Dissertation Defense Announcement
To:  The George Mason University Community

Candidate: Saad Almasuod

Program: PhD in Bioinformatics and Computational Biology

Date:   Tuesday November 28, 2017

Time:   11:00 AM
Place:  Colgan Hall, Room 328-H
              George Mason University
             Science & Tech campus

Title: "Machine Learning Modeling of Survival in Cancer Patients"
Committee Chair: Dr. Iosif Vaisman
Committee Members:  Dr. Saleet Jafri, Dr. James D. Willett

All are invited to attend the defense.
Bioinformatics plays an important role in cancer research as its methodologies, software, computational tools, and databases could be used for exploration of the molecular mechanisms of cancer and for the identification of both novel biomarkers and network markers; this could lead to individualized, patient specific modalities of cancer treatment. In this research, we consider the use of machine learning algorithms to build models for recurrence free survival prediction of cancer patients based on genomic data.
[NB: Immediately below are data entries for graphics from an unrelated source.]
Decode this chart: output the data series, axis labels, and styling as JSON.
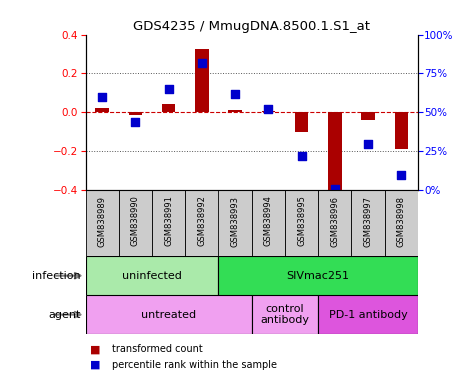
{
  "title": "GDS4235 / MmugDNA.8500.1.S1_at",
  "samples": [
    "GSM838989",
    "GSM838990",
    "GSM838991",
    "GSM838992",
    "GSM838993",
    "GSM838994",
    "GSM838995",
    "GSM838996",
    "GSM838997",
    "GSM838998"
  ],
  "bar_values": [
    0.022,
    -0.012,
    0.042,
    0.325,
    0.01,
    0.005,
    -0.1,
    -0.41,
    -0.04,
    -0.19
  ],
  "dot_values": [
    60,
    44,
    65,
    82,
    62,
    52,
    22,
    1,
    30,
    10
  ],
  "bar_color": "#aa0000",
  "dot_color": "#0000cc",
  "ylim": [
    -0.4,
    0.4
  ],
  "yticks": [
    -0.4,
    -0.2,
    0.0,
    0.2,
    0.4
  ],
  "right_yticks": [
    0,
    25,
    50,
    75,
    100
  ],
  "right_yticklabels": [
    "0%",
    "25%",
    "50%",
    "75%",
    "100%"
  ],
  "hline_color": "#cc0000",
  "dotted_line_color": "#555555",
  "infection_groups": [
    {
      "text": "uninfected",
      "start": 0,
      "end": 3,
      "color": "#aaeaaa"
    },
    {
      "text": "SIVmac251",
      "start": 4,
      "end": 9,
      "color": "#33dd55"
    }
  ],
  "agent_groups": [
    {
      "text": "untreated",
      "start": 0,
      "end": 4,
      "color": "#f0a0f0"
    },
    {
      "text": "control\nantibody",
      "start": 5,
      "end": 6,
      "color": "#f0a0f0"
    },
    {
      "text": "PD-1 antibody",
      "start": 7,
      "end": 9,
      "color": "#dd55dd"
    }
  ],
  "legend_items": [
    {
      "label": "transformed count",
      "color": "#aa0000"
    },
    {
      "label": "percentile rank within the sample",
      "color": "#0000cc"
    }
  ],
  "infection_row_label": "infection",
  "agent_row_label": "agent",
  "sample_bg": "#cccccc",
  "background_color": "#ffffff"
}
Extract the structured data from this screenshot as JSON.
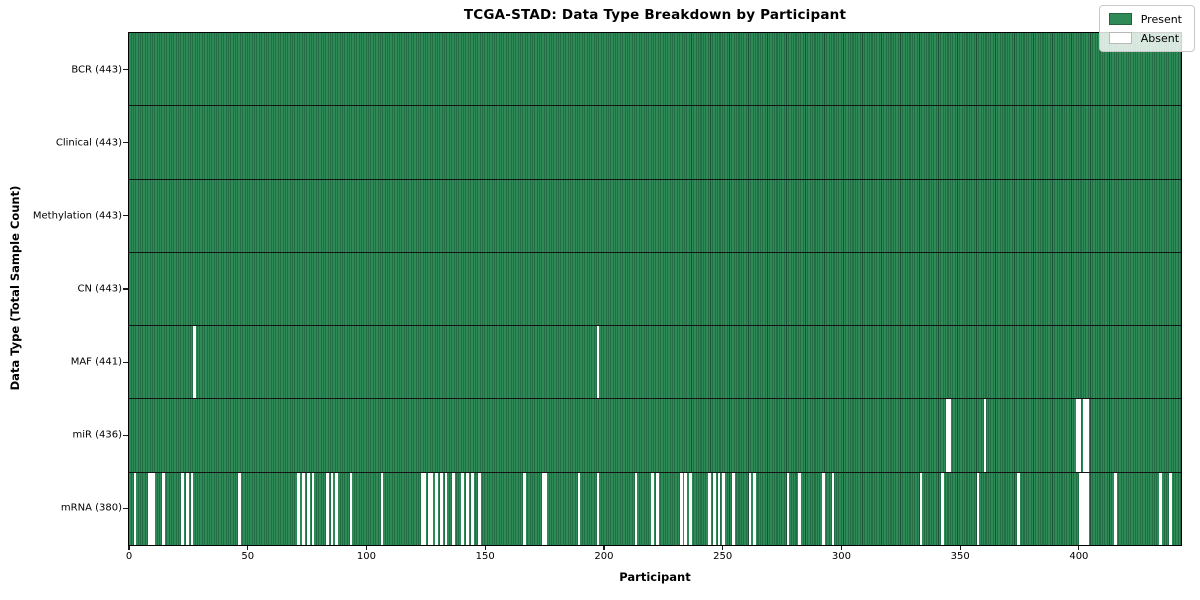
{
  "title": "TCGA-STAD: Data Type Breakdown by Participant",
  "chart_data": {
    "type": "heatmap",
    "title": "TCGA-STAD: Data Type Breakdown by Participant",
    "xlabel": "Participant",
    "ylabel": "Data Type (Total Sample Count)",
    "x_ticks": [
      0,
      50,
      100,
      150,
      200,
      250,
      300,
      350,
      400
    ],
    "x_range": [
      0,
      443
    ],
    "n_participants": 443,
    "grid": false,
    "legend_position": "upper-right",
    "colors": {
      "present": "#2e8b57",
      "present_edge": "#1b5134",
      "absent": "#ffffff",
      "row_divider": "#141414",
      "legend_bg": "#f2f2f2",
      "legend_border": "#c9c9c9"
    },
    "legend": [
      {
        "label": "Present",
        "value": "present"
      },
      {
        "label": "Absent",
        "value": "absent"
      }
    ],
    "rows": [
      {
        "label": "BCR (443)",
        "present_count": 443,
        "absent_participants": []
      },
      {
        "label": "Clinical (443)",
        "present_count": 443,
        "absent_participants": []
      },
      {
        "label": "Methylation (443)",
        "present_count": 443,
        "absent_participants": []
      },
      {
        "label": "CN (443)",
        "present_count": 443,
        "absent_participants": []
      },
      {
        "label": "MAF (441)",
        "present_count": 441,
        "absent_participants": [
          27,
          197
        ]
      },
      {
        "label": "miR (436)",
        "present_count": 436,
        "absent_participants": [
          344,
          345,
          360,
          399,
          400,
          402,
          403
        ]
      },
      {
        "label": "mRNA (380)",
        "present_count": 380,
        "absent_participants": [
          2,
          8,
          9,
          10,
          14,
          22,
          24,
          26,
          46,
          71,
          73,
          75,
          77,
          83,
          85,
          87,
          93,
          106,
          123,
          124,
          126,
          127,
          129,
          131,
          133,
          136,
          140,
          142,
          144,
          147,
          166,
          174,
          175,
          189,
          197,
          213,
          220,
          222,
          232,
          234,
          236,
          244,
          246,
          248,
          250,
          254,
          261,
          263,
          277,
          282,
          292,
          296,
          333,
          342,
          357,
          374,
          400,
          401,
          402,
          403,
          415,
          434,
          438
        ]
      }
    ]
  }
}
Algorithms such as Random Forest, Na´ve Bayes, Support Vector Machines, and Meta-Ada Boost M1 were applied, among other methods, to a variety of gene expression data sets from cancer patients. Our models were applied to two data sets. The first set consists of data by authors Villanueva et al (2011). They used 287 which included patients 244 that had single nodules as well as tumor genomic data and 201 patients that had both tumor and non-tumor (cirrhotic) gene expression data. The second data was previously used by authors Roessler, et al (2010). They used a total of 153 gene signatures out of which 146 were available for our research. The gene expression data was extracted from a total of 481 patients including 242 tumors and 239 tumor free patients. Our analysis shows a rate of prediction that reached a level of 85% accuracy in some cases. Such promising results open doors for future work to further investigate the cohort of genes included in the gene signature, include relevant clinical data to improve classifications, and then both identify which algorithm works best and recommend its use to determine the individualized treatment.